Gibt es in dieser Geschichte gute und schlechte Menschen, oder sind alle gleich verachtenswert?

Ich glaube tatsächlich, dass man die Charaktere sehr gut nachvollziehen kann. Im echten Leben ist es nur so, dass die meisten Leute zu viel Schamgefühl und Selbstvertrauen haben, um so impulsiv zu handeln, wie es die Figuren im Film tun. Ich liebe es, wie die Fiktion uns die Möglichkeit gibt, die aufregende Missachtung moralischer Grenzen durch jemand anderen mitzuerleben, ohne dass wir uns selbst mit den Konsequenzen auseinandersetzen müssen.

Bei SICK OF MYSELF habe ich versucht, Figuren zu schaffen, denen man gut zuschauen kann, obwohl sie nicht wirklich sympathisch sind. Der Schriftsteller Saul Bellow hat mal gesagt: „Ein Gedankenmord am Tag hält den Psychiater fern.“ Das Zitat beschreibt meinen Wunsch, diese unangenehmen und teilweise schrecklichen Situationen durchleben zu können – allein durch den Film.

Moralisch gesehen lässt der Film die Untaten der Figuren nicht ungestraft. In diesem Sinne funktioniert die Geschichte auch als Parabel. Ich begrüße jede Interpretation des Films, und jeder hat ein Recht auf seine Meinung, aber für mich ging es darum, Humor in den dunklen Seiten des modernen Lebens und der Kultur zu finden.

Du bist in LA ansässig, aber SICK OF MYSELF wurde in Skandinavien produziert und gedreht. Wirst du weiterhin zwischen beiden Kontinenten arbeiten? Was steht als nächstes für Kristoffer Borgli an?
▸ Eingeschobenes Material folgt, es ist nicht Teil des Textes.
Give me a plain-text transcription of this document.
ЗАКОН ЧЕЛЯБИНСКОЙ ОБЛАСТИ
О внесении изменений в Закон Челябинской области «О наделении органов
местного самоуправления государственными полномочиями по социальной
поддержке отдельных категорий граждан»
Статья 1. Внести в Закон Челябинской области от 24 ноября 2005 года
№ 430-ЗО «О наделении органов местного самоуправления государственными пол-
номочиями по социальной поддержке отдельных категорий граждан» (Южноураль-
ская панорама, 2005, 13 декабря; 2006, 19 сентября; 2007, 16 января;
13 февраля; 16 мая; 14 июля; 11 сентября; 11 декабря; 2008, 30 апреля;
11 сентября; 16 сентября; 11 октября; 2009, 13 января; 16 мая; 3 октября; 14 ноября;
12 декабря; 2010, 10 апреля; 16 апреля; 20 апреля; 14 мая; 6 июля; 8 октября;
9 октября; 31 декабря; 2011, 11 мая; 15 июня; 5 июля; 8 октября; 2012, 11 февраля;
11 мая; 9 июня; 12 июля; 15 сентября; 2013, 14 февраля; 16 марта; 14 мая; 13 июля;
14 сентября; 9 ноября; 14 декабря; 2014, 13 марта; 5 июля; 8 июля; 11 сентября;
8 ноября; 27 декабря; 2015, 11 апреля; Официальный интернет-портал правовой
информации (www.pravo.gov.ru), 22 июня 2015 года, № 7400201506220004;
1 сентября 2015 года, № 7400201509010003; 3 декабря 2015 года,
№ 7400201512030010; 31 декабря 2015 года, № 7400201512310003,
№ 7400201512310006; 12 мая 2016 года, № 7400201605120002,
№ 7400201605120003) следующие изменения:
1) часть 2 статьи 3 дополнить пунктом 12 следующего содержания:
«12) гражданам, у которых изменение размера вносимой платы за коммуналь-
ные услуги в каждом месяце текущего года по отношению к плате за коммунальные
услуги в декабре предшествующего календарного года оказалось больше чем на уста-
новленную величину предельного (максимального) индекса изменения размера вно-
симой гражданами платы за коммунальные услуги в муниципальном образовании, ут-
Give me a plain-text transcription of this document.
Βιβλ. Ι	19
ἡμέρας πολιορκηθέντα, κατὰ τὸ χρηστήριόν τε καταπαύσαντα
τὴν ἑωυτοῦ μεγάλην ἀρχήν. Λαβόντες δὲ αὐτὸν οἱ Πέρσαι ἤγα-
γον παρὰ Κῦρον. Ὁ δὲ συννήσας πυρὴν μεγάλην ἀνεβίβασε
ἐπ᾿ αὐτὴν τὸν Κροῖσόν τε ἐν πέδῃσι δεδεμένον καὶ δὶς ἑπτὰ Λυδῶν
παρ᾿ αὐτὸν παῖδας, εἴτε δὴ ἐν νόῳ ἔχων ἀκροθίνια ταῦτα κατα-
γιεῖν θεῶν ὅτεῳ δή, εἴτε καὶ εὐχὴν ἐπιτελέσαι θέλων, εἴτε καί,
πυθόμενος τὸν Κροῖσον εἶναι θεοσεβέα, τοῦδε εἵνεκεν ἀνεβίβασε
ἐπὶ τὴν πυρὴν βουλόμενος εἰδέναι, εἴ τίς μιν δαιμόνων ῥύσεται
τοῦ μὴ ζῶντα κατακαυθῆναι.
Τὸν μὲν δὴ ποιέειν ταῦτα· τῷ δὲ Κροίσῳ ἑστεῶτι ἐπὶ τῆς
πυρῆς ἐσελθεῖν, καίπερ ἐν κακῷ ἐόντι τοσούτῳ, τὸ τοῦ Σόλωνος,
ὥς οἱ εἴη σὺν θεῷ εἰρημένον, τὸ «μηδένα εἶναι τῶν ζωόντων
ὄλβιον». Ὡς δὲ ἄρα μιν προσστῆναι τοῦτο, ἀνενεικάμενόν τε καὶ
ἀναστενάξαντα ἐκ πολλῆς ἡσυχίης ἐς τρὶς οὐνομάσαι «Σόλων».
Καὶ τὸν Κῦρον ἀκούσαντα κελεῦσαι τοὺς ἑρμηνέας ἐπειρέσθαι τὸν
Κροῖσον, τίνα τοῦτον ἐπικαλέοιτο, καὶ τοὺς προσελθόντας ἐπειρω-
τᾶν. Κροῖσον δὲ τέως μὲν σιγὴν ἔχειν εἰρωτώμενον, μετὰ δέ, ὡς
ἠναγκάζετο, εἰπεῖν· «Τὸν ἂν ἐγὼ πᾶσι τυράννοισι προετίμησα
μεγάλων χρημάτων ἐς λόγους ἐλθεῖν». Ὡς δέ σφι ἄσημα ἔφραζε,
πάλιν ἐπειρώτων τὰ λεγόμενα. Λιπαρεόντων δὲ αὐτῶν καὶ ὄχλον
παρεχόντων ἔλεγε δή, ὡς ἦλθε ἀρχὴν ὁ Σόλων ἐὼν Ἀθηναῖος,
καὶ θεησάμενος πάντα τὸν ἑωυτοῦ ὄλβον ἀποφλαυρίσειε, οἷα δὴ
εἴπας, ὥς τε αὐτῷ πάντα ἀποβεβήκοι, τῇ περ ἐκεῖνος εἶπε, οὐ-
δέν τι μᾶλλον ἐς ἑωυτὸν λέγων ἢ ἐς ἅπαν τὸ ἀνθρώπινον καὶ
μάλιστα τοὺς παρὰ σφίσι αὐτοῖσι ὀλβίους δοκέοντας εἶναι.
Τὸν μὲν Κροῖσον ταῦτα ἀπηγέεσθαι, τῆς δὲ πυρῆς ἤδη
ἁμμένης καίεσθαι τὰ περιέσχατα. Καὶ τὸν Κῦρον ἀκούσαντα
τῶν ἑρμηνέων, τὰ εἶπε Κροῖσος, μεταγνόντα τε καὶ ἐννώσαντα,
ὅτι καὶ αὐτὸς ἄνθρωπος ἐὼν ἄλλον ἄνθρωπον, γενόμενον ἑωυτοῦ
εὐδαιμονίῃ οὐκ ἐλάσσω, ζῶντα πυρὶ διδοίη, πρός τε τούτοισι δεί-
Ich habe immer noch das Gefühl, dass ich mich auf einem längeren Besuch in den USA befinde, und ich habe keinen klaren Plan, wo ich bleiben will. Ich habe ein Projekt in den USA, das noch in diesem Jahr gedreht wirdund das mich eine Weile hier halten wird. Aber da ich so tolle Erfahrungen bei den Dreharbeiten zu SICK OF MYSELF in Norwegen und Schweden gemacht habe, bin ich mir sicher, dass ich eine weitere Geschichte schreiben werde, die dort spielt.